Doğu ve güneydoğuda yürütülen terörle mücadele operasyonlarına değinen Başbakan Davutoğlu, sözlerini şöyle sürdürdü: “Terörle mücadele bağlamında 1 Kasım’dan sonra 2 Kasım günü başkanlık yaptığım zirvede aldığımız kararlarla Türkiye’nin bütün kritik ilçelerinde kapsamlı operasyonlar başladı. Aralıktan itibaren birçok ilçede ve bugün tekrar vurgulayarak ifade ediyorum. Hamdolsun bu operasyonlar büyük bir başarıyla yürütüldü, yürütülüyor. Bu terörle mücadelede netice alınıncaya kadar inşallah nihayete erdirilecek”
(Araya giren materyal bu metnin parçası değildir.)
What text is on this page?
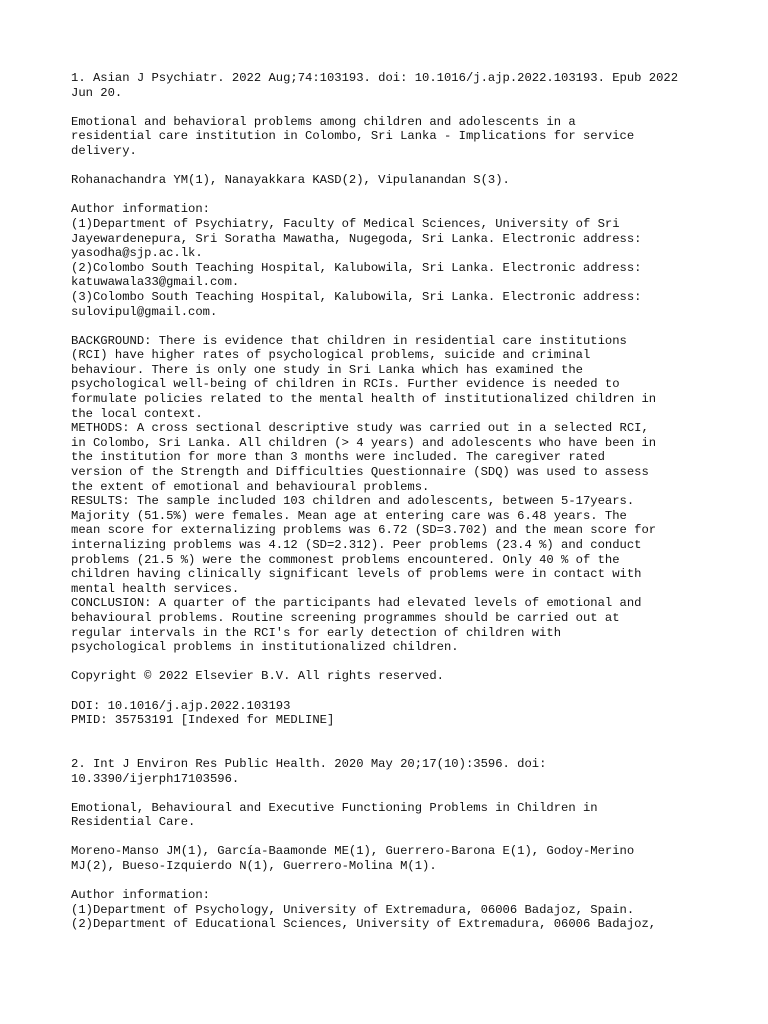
1. Asian J Psychiatr. 2022 Aug;74:103193. doi: 10.1016/j.ajp.2022.103193. Epub 2022
Jun 20.
Emotional and behavioral problems among children and adolescents in a
residential care institution in Colombo, Sri Lanka - Implications for service
delivery.
Rohanachandra YM(1), Nanayakkara KASD(2), Vipulanandan S(3).
Author information:
(1)Department of Psychiatry, Faculty of Medical Sciences, University of Sri
Jayewardenepura, Sri Soratha Mawatha, Nugegoda, Sri Lanka. Electronic address:
yasodha@sjp.ac.lk.
(2)Colombo South Teaching Hospital, Kalubowila, Sri Lanka. Electronic address:
katuwawala33@gmail.com.
(3)Colombo South Teaching Hospital, Kalubowila, Sri Lanka. Electronic address:
sulovipul@gmail.com.
BACKGROUND: There is evidence that children in residential care institutions
(RCI) have higher rates of psychological problems, suicide and criminal
behaviour. There is only one study in Sri Lanka which has examined the
psychological well-being of children in RCIs. Further evidence is needed to
formulate policies related to the mental health of institutionalized children in
the local context.
METHODS: A cross sectional descriptive study was carried out in a selected RCI,
in Colombo, Sri Lanka. All children (> 4 years) and adolescents who have been in
the institution for more than 3 months were included. The caregiver rated
version of the Strength and Difficulties Questionnaire (SDQ) was used to assess
the extent of emotional and behavioural problems.
RESULTS: The sample included 103 children and adolescents, between 5-17years.
Majority (51.5%) were females. Mean age at entering care was 6.48 years. The
mean score for externalizing problems was 6.72 (SD=3.702) and the mean score for
internalizing problems was 4.12 (SD=2.312). Peer problems (23.4 %) and conduct
problems (21.5 %) were the commonest problems encountered. Only 40 % of the
children having clinically significant levels of problems were in contact with
mental health services.
CONCLUSION: A quarter of the participants had elevated levels of emotional and
behavioural problems. Routine screening programmes should be carried out at
regular intervals in the RCI's for early detection of children with
psychological problems in institutionalized children.
Copyright © 2022 Elsevier B.V. All rights reserved.
DOI: 10.1016/j.ajp.2022.103193
PMID: 35753191 [Indexed for MEDLINE]
2. Int J Environ Res Public Health. 2020 May 20;17(10):3596. doi:
10.3390/ijerph17103596.
Emotional, Behavioural and Executive Functioning Problems in Children in
Residential Care.
Moreno-Manso JM(1), García-Baamonde ME(1), Guerrero-Barona E(1), Godoy-Merino
MJ(2), Bueso-Izquierdo N(1), Guerrero-Molina M(1).
Author information:
(1)Department of Psychology, University of Extremadura, 06006 Badajoz, Spain.
(2)Department of Educational Sciences, University of Extremadura, 06006 Badajoz,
“ALDIĞIMIZ KARAR ÇERÇEVESİNDE KİMSENİN SPEKÜLASYONLARA GİTMEMESİ UYARISINDA BULUNUYORUM”
AKP’de yaşanan gelişmeler üzerinden ekonomiyi sıkıntıya sokacak spekülasyonlar yapılmaması gerektiğini vurgulayan Başbakan Davutoğlu, şöyle konuştu: “Ekonomimizde bahar dönemi yaşıyoruz. Özellikle dün akşamdan itibaren ve bugün aldığımız karar çerçevesinde de kimsenin ekonomimizin verileriyle oynayacak spekülasyonlara gitmemesi uyarısında bulunuyorum. Bugünlerde aldığımız kararlar ne olursa olsun son ana kadar vazife başında olan bir hükümetimiz vardır ve hiç kimse ekonominin iç dengeleriyle oynamaya kalkmasın. Kurdaki sağlıklı düşüş devam etmelidir. Hiç kimse şüphe de etmesin. Önümüzdeki 4 yılı tamamlayacak güçlü AK Parti hükümeti devam edecektir”

“CUMHURBAŞKANI’MIZ ‘EMANETÇİ BİR BAŞBAKAN İSTEMİYORUM’ DEMİŞTİ, DOĞRU BİR TAVIRDI”
Cumhurbaşkanı Recep Tayyip Erdoğan’ın ‘Emanetçi başbakan istemiyorum’ sözüne atıfta bulunan Davutoğlu, “Bütün bunları yaparken temel saikim Türkiye Cumhuriyeti Başbakanı olarak taşıdığım ağır sorumluluğun hakkını vermekti. Olağanüstü kongrede Sayın Cumhurbaşkanı’mızın da vurguladığı gibi bu dönem güçlü cumhurbaşkanı, güçlü başbakan dönemiydi. Ben o gün Sayın Cumhurbaşkanı’mızın vurguladığı prensibi hayata geçirmeye gayret ettim. O gün Sayın Cumhurbaşkanı’mız ‘Emanetçi bir başbakan istemiyorum’ demişti. Doğru bir tavırdı. Ben emaneti üstlendim ama Türkiye Cumhuriyeti Başbakanlık koltuğunun da hakkını vermek için gece gündüz çalıştım” diye konuştu.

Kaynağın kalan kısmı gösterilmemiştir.